231,65m Section 65m.0 Appropriation changes; health and family services.
(1) Report on information collected from a medical school faculty member. In the schedule under section 20.005 (3) of the statutes for the appropriation to the department of health and family services under section 20.435 (6) (a) of the statutes, as affected by the acts of 1997, the dollar amount is increased by $5,200 for fiscal year 1998-99 to increase funding to contract with the Medical College of Wisconsin for the preparation of the report under Section 65 (3t) of this act.
231,66 Section 66 . Initial applicability.
(1) Board on health care information. The treatment of section 15.07 (1) (b) 21. of the statutes first applies to persons appointed to the board on health care information on the effective date of this subsection.

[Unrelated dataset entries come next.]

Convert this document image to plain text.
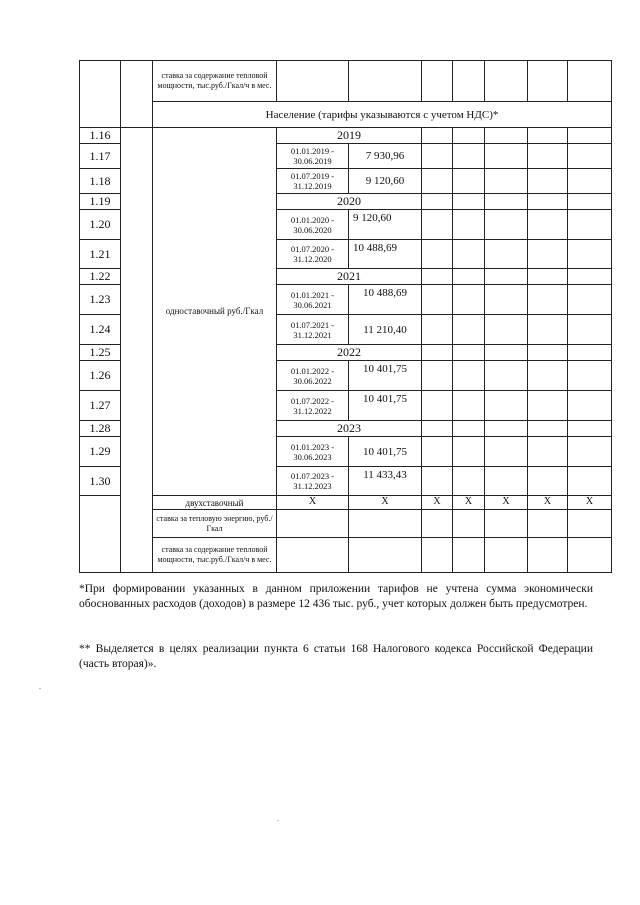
		ставка за содержание тепловой мощности, тыс.руб./Гкал/ч в мес.							
		Население (тарифы указываются с учетом НДС)*							
1.16		одноставочный руб./Гкал	2019						
1.17			01.01.2019 - 30.06.2019	7 930,96					
1.18			01.07.2019 - 31.12.2019	9 120,60					
1.19			2020						
1.20			01.01.2020 - 30.06.2020	9 120,60					
1.21			01.07.2020 - 31.12.2020	10 488,69					
1.22			2021						
1.23			01.01.2021 - 30.06.2021	10 488,69					
1.24			01.07.2021 - 31.12.2021	11 210,40					
1.25			2022						
1.26			01.01.2022 - 30.06.2022	10 401,75					
1.27			01.07.2022 - 31.12.2022	10 401,75					
1.28			2023						
1.29			01.01.2023 - 30.06.2023	10 401,75					
1.30			01.07.2023 - 31.12.2023	11 433,43					
		двухставочный	X	X	X	X	X	X	X
		ставка за тепловую энергию, руб./Гкал							
		ставка за содержание тепловой мощности, тыс.руб./Гкал/ч в мес.							
*При формировании указанных в данном приложении тарифов не учтена сумма экономически обоснованных расходов (доходов) в размере 12 436 тыс. руб., учет которых должен быть предусмотрен.
** Выделяется в целях реализации пункта 6 статьи 168 Налогового кодекса Российской Федерации (часть вторая)».
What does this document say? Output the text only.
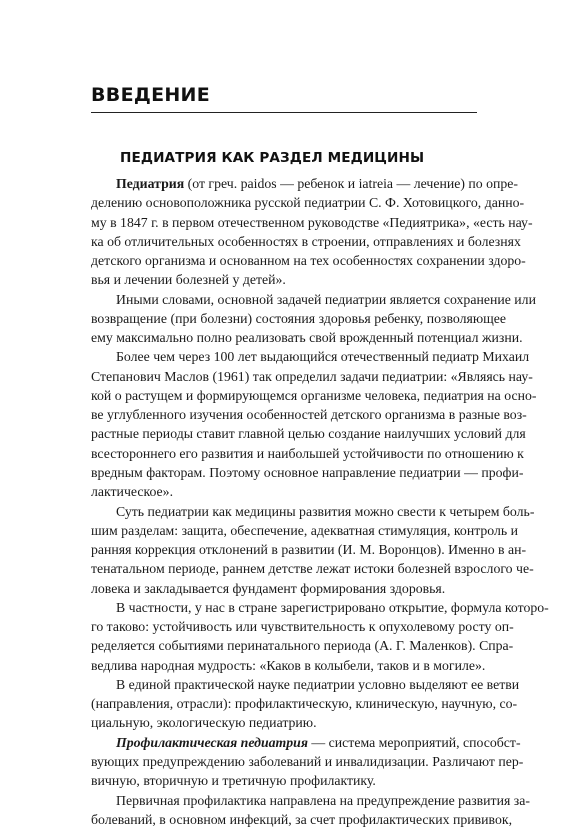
ВВЕДЕНИЕ
ПЕДИАТРИЯ КАК РАЗДЕЛ МЕДИЦИНЫ
Педиатрия (от греч. paidos — ребенок и iatreia — лечение) по опре-
делению основоположника русской педиатрии С. Ф. Хотовицкого, данно-
му в 1847 г. в первом отечественном руководстве «Педиятрика», «есть нау-
ка об отличительных особенностях в строении, отправлениях и болезнях
детского организма и основанном на тех особенностях сохранении здоро-
вья и лечении болезней у детей».
Иными словами, основной задачей педиатрии является сохранение или
возвращение (при болезни) состояния здоровья ребенку, позволяющее
ему максимально полно реализовать свой врожденный потенциал жизни.
Более чем через 100 лет выдающийся отечественный педиатр Михаил
Степанович Маслов (1961) так определил задачи педиатрии: «Являясь нау-
кой о растущем и формирующемся организме человека, педиатрия на осно-
ве углубленного изучения особенностей детского организма в разные воз-
растные периоды ставит главной целью создание наилучших условий для
всестороннего его развития и наибольшей устойчивости по отношению к
вредным факторам. Поэтому основное направление педиатрии — профи-
лактическое».
Суть педиатрии как медицины развития можно свести к четырем боль-
шим разделам: защита, обеспечение, адекватная стимуляция, контроль и
ранняя коррекция отклонений в развитии (И. М. Воронцов). Именно в ан-
тенатальном периоде, раннем детстве лежат истоки болезней взрослого че-
ловека и закладывается фундамент формирования здоровья.
В частности, у нас в стране зарегистрировано открытие, формула которо-
го таково: устойчивость или чувствительность к опухолевому росту оп-
ределяется событиями перинатального периода (А. Г. Маленков). Спра-
ведлива народная мудрость: «Каков в колыбели, таков и в могиле».
В единой практической науке педиатрии условно выделяют ее ветви
(направления, отрасли): профилактическую, клиническую, научную, со-
циальную, экологическую педиатрию.
Профилактическая педиатрия — система мероприятий, способст-
вующих предупреждению заболеваний и инвалидизации. Различают пер-
вичную, вторичную и третичную профилактику.
Первичная профилактика направлена на предупреждение развития за-
болеваний, в основном инфекций, за счет профилактических прививок,
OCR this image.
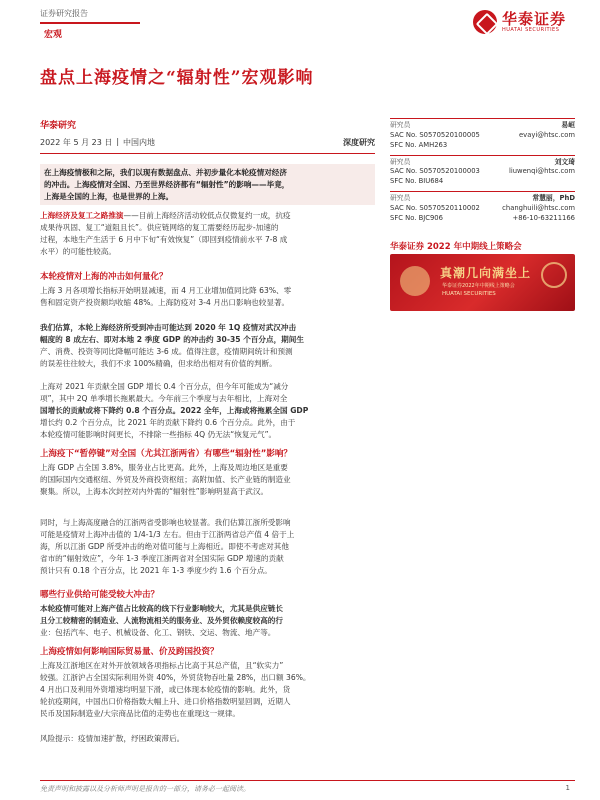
证券研究报告
宏观
华泰证券
HUATAI SECURITIES
盘点上海疫情之“辐射性”宏观影响
华泰研究
2022 年 5 月 23 日 | 中国内地	深度研究
在上海疫情极和之际，我们以现有数据盘点、并初步量化本轮疫情对经济
的冲击。上海疫情对全国、乃至世界经济都有“辐射性”的影响——毕竟，
上海是全国的上海，也是世界的上海。
上海经济及复工之路推演——目前上海经济活动较低点仅微复约一成，抗疫
成果待巩固、复工“道阻且长”。供应链网络的复工需要经历起步-加速的
过程，本地生产生活于 6 月中下旬“有效恢复”（即回到疫情前水平 7-8 成
水平）的可能性较高。
本轮疫情对上海的冲击如何量化？
上海 3 月各项增长指标开始明显减速，而 4 月工业增加值同比降 63%、零
售和固定资产投资额均收缩 48%。上海防疫对 3-4 月出口影响也较显著。
我们估算，本轮上海经济所受到冲击可能达到 2020 年 1Q 疫情对武汉冲击
幅度的 8 成左右、即对本地 2 季度 GDP 的冲击约 30-35 个百分点，期间生
产、消费、投资等同比降幅可能达 3-6 成。值得注意，疫情期间统计和预测
的误差往往较大，我们不求 100%精确，但求给出相对有价值的判断。
上海对 2021 年贡献全国 GDP 增长 0.4 个百分点，但今年可能成为“减分
项”，其中 2Q 单季增长拖累最大。今年前三个季度与去年相比，上海对全
国增长的贡献或将下降约 0.8 个百分点。2022 全年，上海或将拖累全国 GDP
增长约 0.2 个百分点，比 2021 年的贡献下降约 0.6 个百分点。此外，由于
本轮疫情可能影响时间更长，不排除一些指标 4Q 仍无法“恢复元气”。
上海疫下“暂停键”对全国（尤其江浙两省）有哪些“辐射性”影响？
上海 GDP 占全国 3.8%，服务业占比更高。此外，上海及周边地区是重要
的国际国内交通枢纽、外贸及外商投资枢纽；高附加值、长产业链的制造业
聚集。所以，上海本次封控对内外需的“辐射性”影响明显高于武汉。
同时，与上海高度融合的江浙两省受影响也较显著。我们估算江浙所受影响
可能是疫情对上海冲击值的 1/4-1/3 左右。但由于江浙两省总产值 4 倍于上
海，所以江浙 GDP 所受冲击的绝对值可能与上海相近。即使不考虑对其他
省市的“辐射效应”，今年 1-3 季度江浙两省对全国实际 GDP 增速的贡献
预计只有 0.18 个百分点，比 2021 年 1-3 季度少约 1.6 个百分点。
哪些行业供给可能受较大冲击？
本轮疫情可能对上海产值占比较高的线下行业影响较大，尤其是供应链长
且分工较精密的制造业、人流物流相关的服务业、及外贸依赖度较高的行
业：包括汽车、电子、机械设备、化工、钢铁、交运、物流、地产等。
上海疫情如何影响国际贸易量、价及跨国投资？
上海及江浙地区在对外开放领域各项指标占比高于其总产值，且“软实力”
较强。江浙沪占全国实际利用外资 40%，外贸货物吞吐量 28%，出口额 36%。
4 月出口及利用外资增速均明显下滑，或已体现本轮疫情的影响。此外，货
轮抗疫期间，中国出口价格指数大幅上升、进口价格指数明显回调，近期人
民币及国际制造业/大宗商品比值的走势也在重现这一规律。
风险提示：疫情加速扩散，纾困政策滞后。
研究员	易峘
SAC No. S0570520100005	evayi@htsc.com
SFC No. AMH263
研究员	刘文琦
SAC No. S0570520100003	liuwenqi@htsc.com
SFC No. BIU684
研究员	常慧丽，PhD
SAC No. S0570520110002	changhuili@htsc.com
SFC No. BJC906	+86-10-63211166
华泰证券 2022 年中期线上策略会
真潮几向满坐上
华泰证券2022年中期线上策略会
HUATAI SECURITIES
免责声明和披露以及分析师声明是报告的一部分，请务必一起阅读。	1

(2) Disclosure by insurers of personal medical information. If a contract that is affected by section 610.70 of the statutes, as created by this act, that is in effect on the first day of the 13th month beginning after publication and that was not issued or renewed after the effective date of this subsection contains terms or provisions that are inconsistent with the requirements under section 610.70 of the statutes, as created by this act, the treatment of sections 51.30 (4) (a), 146.82 (2) (b) and 610.70 of the statutes first applies to that contract upon renewal.
231,67 Section 67 . Effective dates. This act takes effect on the day after publication, except as follows:
(1) The treatment of sections 51.30 (4) (a), 146.82 (2) (b) and 610.70 of the statutes takes effect on the first day of the 13th month beginning after publication.
(2) The treatment of section 895.505 of the statutes takes effect on the first day of the 4th month beginning after publication.